(I'd be 36 weeks.)
The day I had been counting down for months. No, years.
Waiting for it anxiously.
It's the day I've been dreading for months.
I'm trying to figure out what to do on that day. Stay home? Travel? Meh. Nothing really sounds that great. I mean, what can compare to giving birth to your daughter?
Fries and a fountain Coke with rabbit-turd ice are my best option at this point.
For the last few months, I've had a box of Maggie's stuff.
Ideally, I want to put this stuff into a book or scan it in and make a snapfish book or something.
I guess I could add that to my to do list.
But I don't think I'm quite ready to work on that yet.
I might just sit there and drink a lot and eat lots of chips.
Which wouldn't be that horrible, I guess.
So instead, I put all of it in the bottom drawer of our new dresser.
It was empty anyways.
I'm now rethinking all of this. Maybe I should put this all in a scrapbook so that I can empty it out and fill it with new clothes. Except lately I only want to buy clothes with elastic waists. But, a whole drawer of elastic-waisted-stretchy-Sunday-pants is not sounding so awful. In fact, it sounds like heaven in a wardrobe.
I don't understand how one kid can have so much crap.
I thought I was all clever labeling these with letters that you could read what each one is.
I must have been totally distracted by the delicious Coke that I may or may not have been drinking (I may or may not have vowed to stop drinking it again. And I may or may not have told a friend last night after drinking one at her house that I can stop whenever I want. The true voice of an addict).
Anyways, there are 2 Ds, 2 Es, and 2 Fs and who knows what else I did with this madness.
And, don't forget. I teach your chilluns.
Ultrasound Pictures--all of them from November to March. The ones you can see are the first ones we ever got. She's just a blob of goodness right there. I just wanted to squeeze that sesame seed of cuteness and perfection.
A cute little stuffed moose given to Maggie by my parents' neighbor.

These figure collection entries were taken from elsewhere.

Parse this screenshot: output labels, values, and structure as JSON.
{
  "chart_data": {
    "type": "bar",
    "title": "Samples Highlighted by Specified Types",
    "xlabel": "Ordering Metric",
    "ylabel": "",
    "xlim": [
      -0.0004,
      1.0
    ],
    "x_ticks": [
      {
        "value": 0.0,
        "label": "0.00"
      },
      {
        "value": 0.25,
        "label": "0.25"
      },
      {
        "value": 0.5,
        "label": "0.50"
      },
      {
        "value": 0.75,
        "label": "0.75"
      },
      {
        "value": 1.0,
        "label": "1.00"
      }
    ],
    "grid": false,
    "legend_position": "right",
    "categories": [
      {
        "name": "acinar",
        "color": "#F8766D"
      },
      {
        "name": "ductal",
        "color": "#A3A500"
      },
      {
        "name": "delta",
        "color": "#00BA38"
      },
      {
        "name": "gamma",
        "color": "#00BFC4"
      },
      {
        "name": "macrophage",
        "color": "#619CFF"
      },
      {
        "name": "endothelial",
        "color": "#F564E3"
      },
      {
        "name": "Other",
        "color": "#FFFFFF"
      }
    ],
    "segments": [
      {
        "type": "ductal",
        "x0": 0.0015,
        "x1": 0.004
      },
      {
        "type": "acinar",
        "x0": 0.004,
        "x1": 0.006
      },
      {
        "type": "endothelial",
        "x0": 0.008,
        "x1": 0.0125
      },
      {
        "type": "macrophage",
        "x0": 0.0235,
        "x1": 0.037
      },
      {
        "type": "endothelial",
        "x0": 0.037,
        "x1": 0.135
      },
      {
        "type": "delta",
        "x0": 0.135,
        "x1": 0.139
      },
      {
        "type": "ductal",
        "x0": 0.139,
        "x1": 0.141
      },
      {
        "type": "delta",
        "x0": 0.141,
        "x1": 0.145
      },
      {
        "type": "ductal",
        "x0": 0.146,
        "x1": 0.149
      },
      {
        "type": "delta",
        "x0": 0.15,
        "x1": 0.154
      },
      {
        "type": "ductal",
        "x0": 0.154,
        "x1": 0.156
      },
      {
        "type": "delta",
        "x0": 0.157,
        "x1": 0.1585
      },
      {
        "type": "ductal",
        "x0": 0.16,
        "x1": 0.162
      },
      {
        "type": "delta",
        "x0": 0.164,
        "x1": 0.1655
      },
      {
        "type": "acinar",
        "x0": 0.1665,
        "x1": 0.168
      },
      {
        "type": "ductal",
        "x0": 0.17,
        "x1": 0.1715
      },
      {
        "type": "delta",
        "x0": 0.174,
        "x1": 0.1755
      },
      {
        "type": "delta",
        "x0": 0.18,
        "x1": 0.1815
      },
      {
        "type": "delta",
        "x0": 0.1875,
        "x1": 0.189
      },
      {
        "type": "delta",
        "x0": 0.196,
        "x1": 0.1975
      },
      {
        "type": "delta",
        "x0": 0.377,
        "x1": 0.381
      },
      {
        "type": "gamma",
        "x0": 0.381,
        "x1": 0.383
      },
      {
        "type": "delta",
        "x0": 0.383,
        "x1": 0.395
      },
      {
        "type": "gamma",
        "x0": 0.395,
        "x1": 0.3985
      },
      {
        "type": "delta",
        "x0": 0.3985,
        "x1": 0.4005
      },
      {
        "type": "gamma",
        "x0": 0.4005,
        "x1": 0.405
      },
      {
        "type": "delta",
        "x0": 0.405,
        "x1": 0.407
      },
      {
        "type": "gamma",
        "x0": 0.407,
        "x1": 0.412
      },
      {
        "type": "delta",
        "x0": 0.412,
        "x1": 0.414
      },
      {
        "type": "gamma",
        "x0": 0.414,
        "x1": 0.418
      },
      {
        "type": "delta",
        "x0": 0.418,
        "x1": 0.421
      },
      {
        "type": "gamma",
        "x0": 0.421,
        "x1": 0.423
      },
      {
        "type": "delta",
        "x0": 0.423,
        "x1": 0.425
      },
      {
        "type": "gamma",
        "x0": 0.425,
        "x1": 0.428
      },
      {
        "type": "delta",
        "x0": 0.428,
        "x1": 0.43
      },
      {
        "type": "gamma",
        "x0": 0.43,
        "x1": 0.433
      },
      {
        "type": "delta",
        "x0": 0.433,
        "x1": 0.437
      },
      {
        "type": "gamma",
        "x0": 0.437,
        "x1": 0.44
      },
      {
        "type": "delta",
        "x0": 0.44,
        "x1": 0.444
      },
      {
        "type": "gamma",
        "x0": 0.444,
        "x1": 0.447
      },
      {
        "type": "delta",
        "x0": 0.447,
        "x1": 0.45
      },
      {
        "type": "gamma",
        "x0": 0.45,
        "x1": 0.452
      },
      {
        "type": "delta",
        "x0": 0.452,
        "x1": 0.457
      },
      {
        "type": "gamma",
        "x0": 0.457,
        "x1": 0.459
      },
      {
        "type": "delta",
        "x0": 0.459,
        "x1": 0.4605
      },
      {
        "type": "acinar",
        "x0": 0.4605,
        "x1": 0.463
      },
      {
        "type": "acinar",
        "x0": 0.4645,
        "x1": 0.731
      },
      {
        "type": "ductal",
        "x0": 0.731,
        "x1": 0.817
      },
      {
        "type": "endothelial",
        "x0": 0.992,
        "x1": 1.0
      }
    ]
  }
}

Heaven Is For Real. Have you read it? Super good (and quick). And it helped me remember that Maggie and all the other kids are riding sparkly ponies through rivers of chocolate and marshmallows.

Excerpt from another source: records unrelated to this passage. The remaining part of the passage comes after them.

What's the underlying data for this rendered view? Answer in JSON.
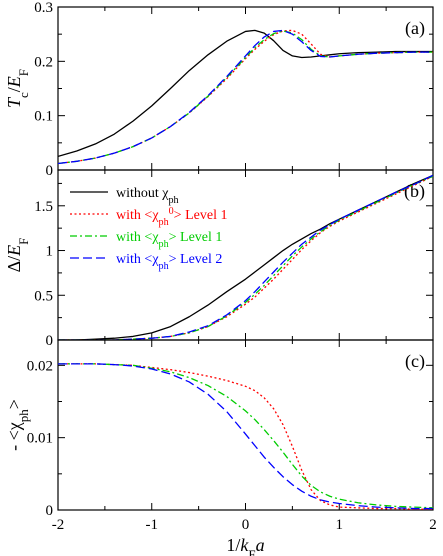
{
  "chart_data": {
    "type": "line",
    "x": [
      -2,
      -1.8,
      -1.6,
      -1.4,
      -1.2,
      -1,
      -0.8,
      -0.6,
      -0.4,
      -0.2,
      0,
      0.1,
      0.2,
      0.3,
      0.4,
      0.5,
      0.6,
      0.7,
      0.8,
      0.9,
      1,
      1.2,
      1.4,
      1.6,
      1.8,
      2
    ],
    "xlabel": "1/kFa",
    "xlim": [
      -2,
      2
    ],
    "xticks": [
      "-2",
      "-1",
      "0",
      "1",
      "2"
    ],
    "legend": {
      "placement": "top-left of panel (b)",
      "entries": [
        {
          "key": "without",
          "text": "without χph",
          "color": "#000000",
          "dash": "solid"
        },
        {
          "key": "l1_0",
          "text": "with <χph0> Level 1",
          "color": "#ff0000",
          "dash": "dotted"
        },
        {
          "key": "l1",
          "text": "with <χph> Level 1",
          "color": "#00cc00",
          "dash": "dashdot"
        },
        {
          "key": "l2",
          "text": "with <χph> Level 2",
          "color": "#0000ff",
          "dash": "dashed"
        }
      ]
    },
    "panels": [
      {
        "tag": "(a)",
        "ylabel": "Tc/EF",
        "ylim": [
          0,
          0.3
        ],
        "yticks": [
          "0",
          "0.1",
          "0.2",
          "0.3"
        ],
        "series": [
          {
            "key": "without",
            "values": [
              0.025,
              0.035,
              0.048,
              0.066,
              0.09,
              0.118,
              0.15,
              0.183,
              0.212,
              0.237,
              0.255,
              0.257,
              0.252,
              0.238,
              0.22,
              0.21,
              0.207,
              0.208,
              0.21,
              0.212,
              0.214,
              0.216,
              0.217,
              0.218,
              0.218,
              0.218
            ]
          },
          {
            "key": "l1_0",
            "values": [
              0.012,
              0.016,
              0.022,
              0.031,
              0.043,
              0.059,
              0.08,
              0.105,
              0.135,
              0.168,
              0.205,
              0.222,
              0.237,
              0.249,
              0.256,
              0.257,
              0.25,
              0.232,
              0.213,
              0.208,
              0.21,
              0.213,
              0.215,
              0.216,
              0.217,
              0.217
            ]
          },
          {
            "key": "l1",
            "values": [
              0.012,
              0.016,
              0.022,
              0.031,
              0.043,
              0.059,
              0.08,
              0.105,
              0.136,
              0.17,
              0.207,
              0.225,
              0.24,
              0.251,
              0.256,
              0.252,
              0.24,
              0.222,
              0.21,
              0.208,
              0.21,
              0.213,
              0.215,
              0.216,
              0.217,
              0.217
            ]
          },
          {
            "key": "l2",
            "values": [
              0.012,
              0.016,
              0.022,
              0.031,
              0.043,
              0.059,
              0.08,
              0.106,
              0.137,
              0.172,
              0.21,
              0.229,
              0.245,
              0.255,
              0.257,
              0.25,
              0.236,
              0.22,
              0.209,
              0.208,
              0.21,
              0.213,
              0.215,
              0.216,
              0.217,
              0.217
            ]
          }
        ]
      },
      {
        "tag": "(b)",
        "ylabel": "Δ/EF",
        "ylim": [
          0,
          1.9
        ],
        "yticks": [
          "0",
          "0.5",
          "1",
          "1.5"
        ],
        "series": [
          {
            "key": "without",
            "values": [
              0.0,
              0.0,
              0.01,
              0.02,
              0.04,
              0.08,
              0.15,
              0.26,
              0.39,
              0.54,
              0.68,
              0.76,
              0.84,
              0.92,
              1.0,
              1.07,
              1.13,
              1.19,
              1.24,
              1.3,
              1.35,
              1.45,
              1.55,
              1.65,
              1.75,
              1.84
            ]
          },
          {
            "key": "l1_0",
            "values": [
              0.0,
              0.0,
              0.0,
              0.0,
              0.01,
              0.02,
              0.04,
              0.08,
              0.15,
              0.26,
              0.4,
              0.48,
              0.58,
              0.68,
              0.79,
              0.9,
              1.01,
              1.11,
              1.2,
              1.27,
              1.33,
              1.43,
              1.53,
              1.63,
              1.73,
              1.83
            ]
          },
          {
            "key": "l1",
            "values": [
              0.0,
              0.0,
              0.0,
              0.0,
              0.01,
              0.02,
              0.04,
              0.08,
              0.15,
              0.27,
              0.42,
              0.51,
              0.61,
              0.72,
              0.83,
              0.94,
              1.04,
              1.13,
              1.21,
              1.28,
              1.34,
              1.44,
              1.54,
              1.64,
              1.74,
              1.83
            ]
          },
          {
            "key": "l2",
            "values": [
              0.0,
              0.0,
              0.0,
              0.0,
              0.01,
              0.02,
              0.04,
              0.09,
              0.16,
              0.28,
              0.44,
              0.54,
              0.65,
              0.76,
              0.87,
              0.97,
              1.07,
              1.15,
              1.23,
              1.29,
              1.35,
              1.45,
              1.55,
              1.65,
              1.74,
              1.84
            ]
          }
        ]
      },
      {
        "tag": "(c)",
        "ylabel": "- <χph>",
        "ylim": [
          0,
          0.0235
        ],
        "yticks": [
          "0",
          "0.01",
          "0.02"
        ],
        "series": [
          {
            "key": "l1_0",
            "values": [
              0.0202,
              0.0202,
              0.0202,
              0.0201,
              0.02,
              0.0197,
              0.0194,
              0.019,
              0.0185,
              0.0179,
              0.0171,
              0.0165,
              0.0155,
              0.014,
              0.0118,
              0.0088,
              0.0055,
              0.0028,
              0.0013,
              0.0007,
              0.0004,
              0.0003,
              0.0002,
              0.0002,
              0.0001,
              0.0001
            ]
          },
          {
            "key": "l1",
            "values": [
              0.0202,
              0.0202,
              0.0202,
              0.0201,
              0.02,
              0.0196,
              0.0191,
              0.0183,
              0.0172,
              0.0157,
              0.0137,
              0.0125,
              0.0111,
              0.0096,
              0.008,
              0.0063,
              0.0047,
              0.0034,
              0.0025,
              0.0019,
              0.0015,
              0.001,
              0.0007,
              0.0005,
              0.0004,
              0.0003
            ]
          },
          {
            "key": "l2",
            "values": [
              0.0202,
              0.0202,
              0.0202,
              0.0201,
              0.0199,
              0.0195,
              0.0188,
              0.0177,
              0.016,
              0.0136,
              0.0105,
              0.0089,
              0.0073,
              0.0059,
              0.0046,
              0.0035,
              0.0026,
              0.0019,
              0.0014,
              0.0011,
              0.0009,
              0.0006,
              0.0004,
              0.0003,
              0.0002,
              0.0002
            ]
          }
        ]
      }
    ]
  }
}
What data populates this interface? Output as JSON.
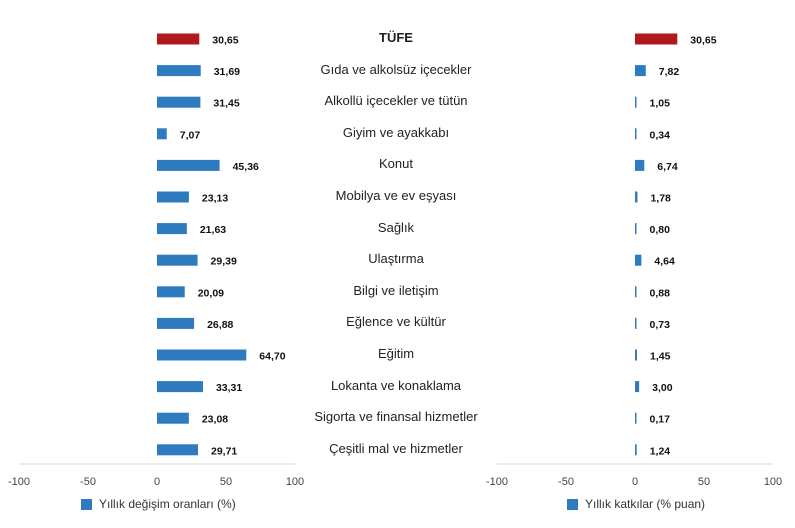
{
  "chart_data": [
    {
      "type": "bar",
      "orientation": "horizontal",
      "categories": [
        "TÜFE",
        "Gıda ve alkolsüz içecekler",
        "Alkollü içecekler ve tütün",
        "Giyim ve ayakkabı",
        "Konut",
        "Mobilya ve ev eşyası",
        "Sağlık",
        "Ulaştırma",
        "Bilgi ve iletişim",
        "Eğlence ve kültür",
        "Eğitim",
        "Lokanta ve konaklama",
        "Sigorta ve finansal hizmetler",
        "Çeşitli mal ve hizmetler"
      ],
      "values": [
        30.65,
        31.69,
        31.45,
        7.07,
        45.36,
        23.13,
        21.63,
        29.39,
        20.09,
        26.88,
        64.7,
        33.31,
        23.08,
        29.71
      ],
      "value_labels": [
        "30,65",
        "31,69",
        "31,45",
        "7,07",
        "45,36",
        "23,13",
        "21,63",
        "29,39",
        "20,09",
        "26,88",
        "64,70",
        "33,31",
        "23,08",
        "29,71"
      ],
      "xlim": [
        -100,
        100
      ],
      "xticks": [
        "-100",
        "-50",
        "0",
        "50",
        "100"
      ],
      "legend": "Yıllık değişim oranları (%)",
      "legend_position": "bottom-left",
      "colors": {
        "series": "#2E7BBF",
        "highlight": "#B0181E"
      },
      "grid": false
    },
    {
      "type": "bar",
      "orientation": "horizontal",
      "categories": [
        "TÜFE",
        "Gıda ve alkolsüz içecekler",
        "Alkollü içecekler ve tütün",
        "Giyim ve ayakkabı",
        "Konut",
        "Mobilya ve ev eşyası",
        "Sağlık",
        "Ulaştırma",
        "Bilgi ve iletişim",
        "Eğlence ve kültür",
        "Eğitim",
        "Lokanta ve konaklama",
        "Sigorta ve finansal hizmetler",
        "Çeşitli mal ve hizmetler"
      ],
      "values": [
        30.65,
        7.82,
        1.05,
        0.34,
        6.74,
        1.78,
        0.8,
        4.64,
        0.88,
        0.73,
        1.45,
        3.0,
        0.17,
        1.24
      ],
      "value_labels": [
        "30,65",
        "7,82",
        "1,05",
        "0,34",
        "6,74",
        "1,78",
        "0,80",
        "4,64",
        "0,88",
        "0,73",
        "1,45",
        "3,00",
        "0,17",
        "1,24"
      ],
      "xlim": [
        -100,
        100
      ],
      "xticks": [
        "-100",
        "-50",
        "0",
        "50",
        "100"
      ],
      "legend": "Yıllık katkılar (% puan)",
      "legend_position": "bottom-right",
      "colors": {
        "series": "#2E7BBF",
        "highlight": "#B0181E"
      },
      "grid": false
    }
  ]
}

Cards I've received and am too hoardy to throw away. If you sent me one, I still have it.
Pictures from a walk thing I did with some friends from work. This was the weekend before Maggie was born and the last pictures I have of her in me. Super creepy to think that she was probably not living at this point.
Maggie's photos from the hospital.
The adorable little booties that my friend made. Seriously want crazy-jerk-cat-Fergie to wear these. That is, if she wouldn't bite my face off in the process of dressing her.
I'm a bit embarrassed that I'm saving this. I feel like a bit of a hoarder. This is the calendar I used for the year to track days, doctor appointments, when to give shots, take pills, when to take a crap, and when to breathe. Everything was pretty scheduled. It was my life. I was so excited in November to think that I was done with this. I now have a new one in my purse.
The box from the hospital that contains Maggie's hand and footprints, her baby blanket, and her wristbands from the hospital.
A picture book given to me from a past coworker (Oh no! I just realized I never sent you a thank you! Please be watching your mail but for now, just know that the book was delivered (and the cookie was devoured) and I am so appreciative. Thank you! And thanks for not thinking I'm a huge jerk). It is beautiful- with amazing illustrations and words.
The card that came with my flowers for Mother's Day from my in-laws.
The manuals to our stroller and car seat. Because we had no freaking idea what to do with them. And, now, I have no freaking idea where they are. Crossing my fingers that my mom put them somewhere. Ma?
CDs of music that I have made and others have made. Rod Stewart's Maggie May song is not on either one. Have you read the lyrics? A little too Mrs. Robinson-ish for me.
My two hospital bands--one from December from the ER and the other from March in labor & delivery. I don't think I've told the story about December and our scare. This is when we pretty much thought she was a girl. She was already causing drama and costing us lots of money. That will have to come at a later time.
A little peek of the card that my students gave me when they gave me the Red Bud tree.
Some memorabilia sent from some friends in Lithuania. If you want to have wonderful people in your life, go there. There's something in the water or beer (or brandy, LR!) there that makes them amazing.
I totally know what I would take if there was a fire in my house. I'd throw Dave and fatty kitty in there and run like the wind. Yeah, I'm fast.
Also, while typing this, my fatty cat puked.
She either stuffed her face too quickly while eating or she has bulimia.
She has issues no matter how you slice it.
And, if there's a fire, she's totally on her own.